Wednesday, November 4, 2009

GOP Storms to Victory in Two of Three Key Races


Yesterday New Jersey and Virginia held their gubernatorial races.

Both states saw Obama post major victories in 2008 and had liberal tax and spend governors. Obama put a great deal of face time into both races towards the end, staking his personal popularity. At the end of the day the voters spoke.

Virginia saw all elected state officials go into Republican hands by very large margins. That is not unexpected in a time where people have growing anxieties about the cost, size and scope of government. Virginia typically votes Republican in presidential races, but went blue last time.

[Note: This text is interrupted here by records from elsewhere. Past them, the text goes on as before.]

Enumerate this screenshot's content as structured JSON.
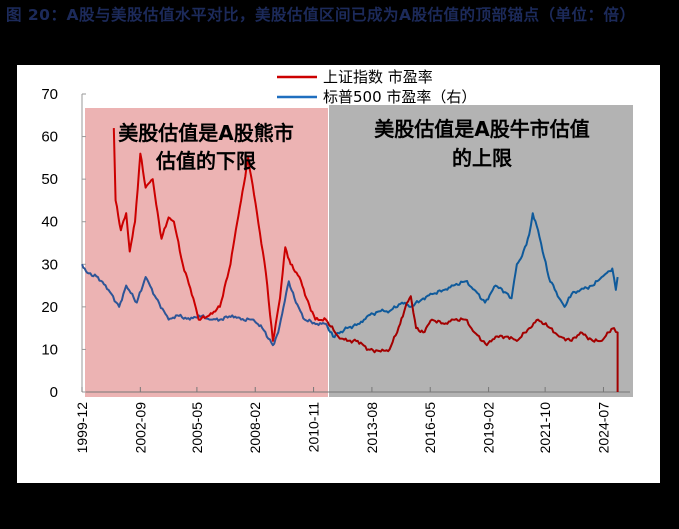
{
  "title": "图 20：A股与美股估值水平对比，美股估值区间已成为A股估值的顶部锚点（单位：倍）",
  "legend": {
    "series1": "上证指数 市盈率",
    "series2": "标普500 市盈率（右）"
  },
  "annotations": {
    "bear_line1": "美股估值是A股熊市",
    "bear_line2": "估值的下限",
    "bull_line1": "美股估值是A股牛市估值",
    "bull_line2": "的上限"
  },
  "colors": {
    "series1": "#cc0000",
    "series1_dark": "#a30000",
    "series2": "#2e5597",
    "series2_dark": "#0f5a9b",
    "bear_zone": "#ecb3b3",
    "bull_zone": "#b3b3b3",
    "title": "#1c2a5a"
  },
  "chart_data": {
    "type": "line",
    "title": "A股与美股估值水平对比，美股估值区间已成为A股估值的顶部锚点（单位：倍）",
    "xlabel": "",
    "ylabel": "",
    "ylim": [
      0,
      70
    ],
    "yticks": [
      "0",
      "10",
      "20",
      "30",
      "40",
      "50",
      "60",
      "70"
    ],
    "xticks": [
      "1999-12",
      "2002-09",
      "2005-05",
      "2008-02",
      "2010-11",
      "2013-08",
      "2016-05",
      "2019-02",
      "2021-10",
      "2024-07"
    ],
    "legend_position": "top",
    "shaded_regions": [
      {
        "label": "美股估值是A股熊市估值的下限",
        "from": "1999-12",
        "to": "2011-06",
        "color": "#ecb3b3"
      },
      {
        "label": "美股估值是A股牛市估值的上限",
        "from": "2011-06",
        "to": "2025-03",
        "color": "#b3b3b3"
      }
    ],
    "series": [
      {
        "name": "上证指数 市盈率",
        "x": [
          "2001-06",
          "2001-07",
          "2001-10",
          "2002-01",
          "2002-03",
          "2002-06",
          "2002-09",
          "2002-12",
          "2003-04",
          "2003-06",
          "2003-09",
          "2004-01",
          "2004-04",
          "2004-09",
          "2005-03",
          "2005-06",
          "2005-12",
          "2006-06",
          "2006-12",
          "2007-03",
          "2007-06",
          "2007-10",
          "2008-03",
          "2008-08",
          "2008-12",
          "2009-04",
          "2009-07",
          "2009-10",
          "2010-03",
          "2010-07",
          "2010-12",
          "2011-06",
          "2012-01",
          "2012-06",
          "2012-12",
          "2013-06",
          "2014-01",
          "2014-06",
          "2014-12",
          "2015-03",
          "2015-06",
          "2015-09",
          "2016-01",
          "2016-06",
          "2017-01",
          "2017-06",
          "2018-01",
          "2018-06",
          "2019-01",
          "2019-06",
          "2020-01",
          "2020-06",
          "2021-01",
          "2021-06",
          "2022-01",
          "2022-06",
          "2023-01",
          "2023-06",
          "2024-01",
          "2024-06",
          "2024-10",
          "2025-01",
          "2025-03",
          "2025-03"
        ],
        "values": [
          62,
          45,
          38,
          42,
          33,
          40,
          56,
          48,
          50,
          44,
          36,
          41,
          40,
          30,
          22,
          17,
          18,
          20,
          30,
          38,
          45,
          55,
          42,
          28,
          12,
          22,
          34,
          30,
          27,
          22,
          17,
          17,
          13,
          12,
          12,
          10,
          9.5,
          10,
          16,
          20,
          22.5,
          15,
          14,
          17,
          16,
          17,
          17,
          14,
          11,
          13,
          13,
          12,
          15,
          17,
          15,
          13,
          12,
          14,
          12,
          12,
          14,
          15,
          14,
          0
        ]
      },
      {
        "name": "标普500 市盈率（右）",
        "x": [
          "1999-12",
          "2000-03",
          "2000-09",
          "2001-03",
          "2001-09",
          "2002-01",
          "2002-07",
          "2002-12",
          "2003-06",
          "2004-01",
          "2004-06",
          "2005-01",
          "2005-06",
          "2006-01",
          "2006-06",
          "2007-01",
          "2007-06",
          "2008-01",
          "2008-06",
          "2008-12",
          "2009-03",
          "2009-06",
          "2009-09",
          "2010-01",
          "2010-06",
          "2011-01",
          "2011-06",
          "2011-10",
          "2012-06",
          "2013-01",
          "2013-06",
          "2014-01",
          "2014-06",
          "2015-01",
          "2015-06",
          "2016-01",
          "2016-06",
          "2017-01",
          "2017-06",
          "2018-01",
          "2018-06",
          "2018-12",
          "2019-06",
          "2020-01",
          "2020-03",
          "2020-06",
          "2020-09",
          "2021-01",
          "2021-03",
          "2021-06",
          "2021-12",
          "2022-06",
          "2022-09",
          "2023-01",
          "2023-06",
          "2024-01",
          "2024-06",
          "2024-09",
          "2024-12",
          "2025-02",
          "2025-03"
        ],
        "values": [
          30,
          28,
          27,
          24,
          20,
          25,
          21,
          27,
          22,
          17,
          18,
          17,
          18,
          17,
          17,
          18,
          17,
          17,
          15,
          11,
          14,
          20,
          26,
          21,
          17,
          16,
          16,
          13,
          15,
          16,
          18,
          19,
          19,
          21,
          20,
          22,
          23,
          24,
          25,
          26,
          24,
          21,
          25,
          23,
          22,
          30,
          32,
          37,
          42,
          38,
          27,
          22,
          20,
          23,
          24,
          25,
          27,
          28,
          29,
          24,
          27
        ]
      }
    ]
  }
}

New Jersey represented the biggest win for the GOP. It has an overwhelmingly Democratic population of registered voters, but still returned a five point victory for a Republican candidate against a Democratic incumbent. Even more significant was the fact that a conservative third party candidate got 5% of the vote. Much of that would have ended up in the GOP column otherwise.

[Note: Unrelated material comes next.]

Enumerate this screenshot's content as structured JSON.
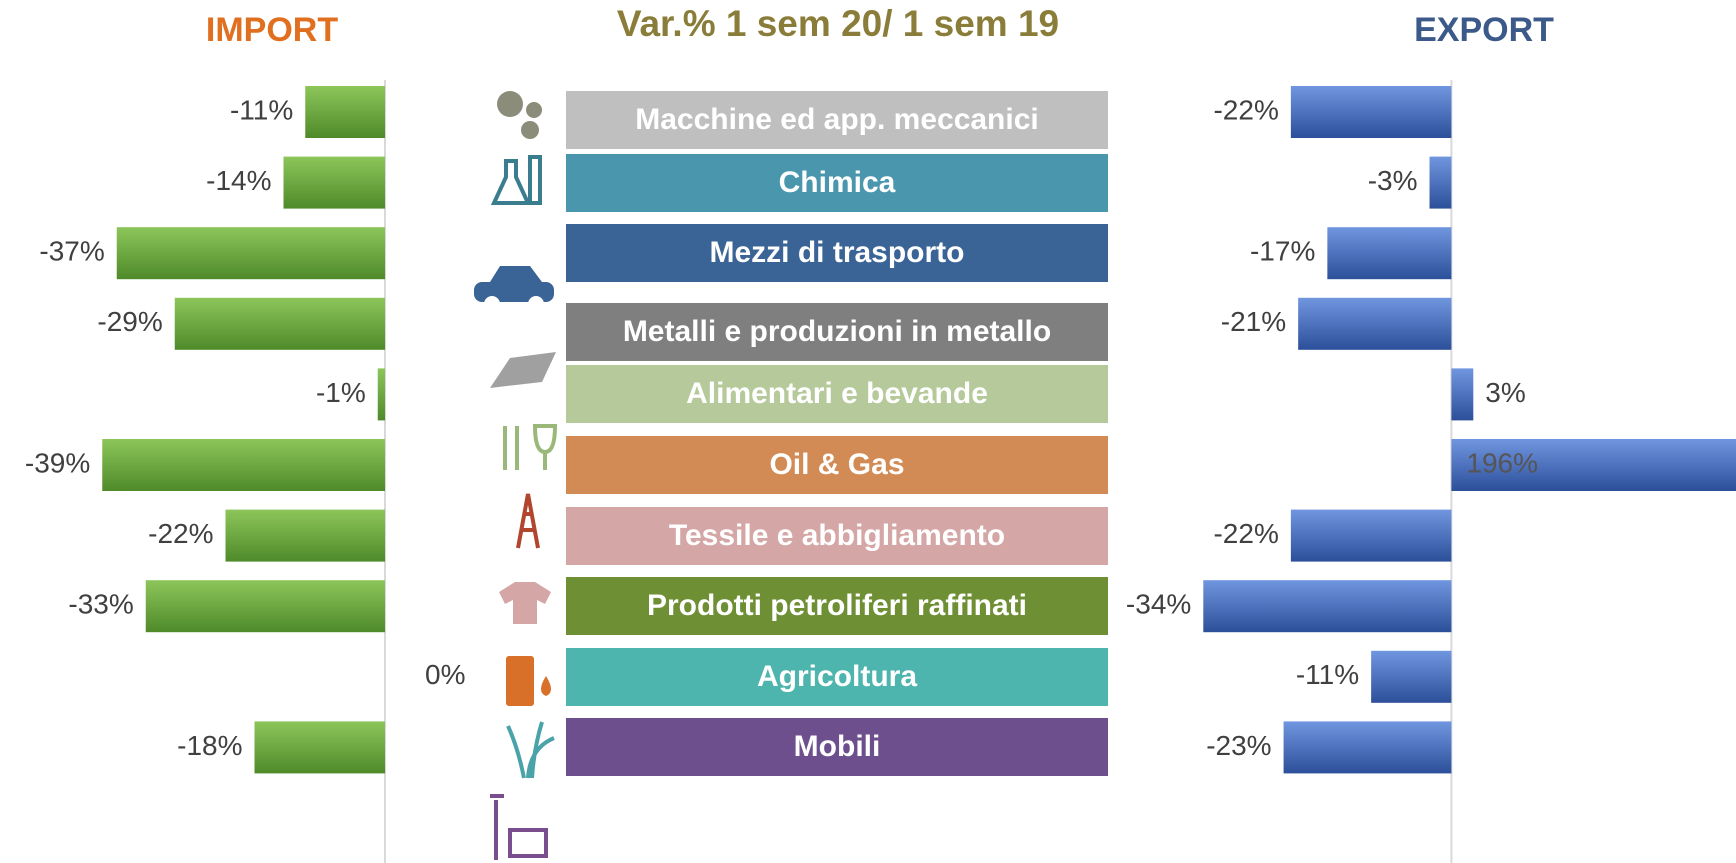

This should put the brakes on the health care deform and cap and trade legislation not so secretly meandering through the House and Senate. At a time when the Senate Majority Leader Harry Reid faces disastrous poll numbers leading up to his own re-election effort next year, moderates and conservative Democrats should feel strong in resisting his efforts to strongarm them. Nancy Pelosi increasingly represents political poison to many Democratic incumbents.

New York's 23rd congressional district special election provoked a great deal of interest. In the days before the vote, a liberal Republican nominee withdrew and cast her support for the Democrat as opposed to the third party Conservative candidate who was belatedly backed by the Republican National Committee. The Democrat squeaked by. Yahoo headlines trumpeted a Democratic victory in a GOP majority district, but anyone with a brain that paid attention knows that almost losing to the nominee of a party almost no one has ever heard of should not make Democratic congressional incumbents feel warm and safe.

Fact is that voters understand that left wing Democrats only promise higher energy bills, more taxes, and doubtful delivery of more government services. Cash for clunkers turned out to have benefited American auto manufacturers only slightly. If the government cannot run something like that properly, what chance does it have to run health care? Americans know that you cannot keep spending when you lack the money. The Democrats will either learn the same lesson or find themselves in the private sector within a year or so.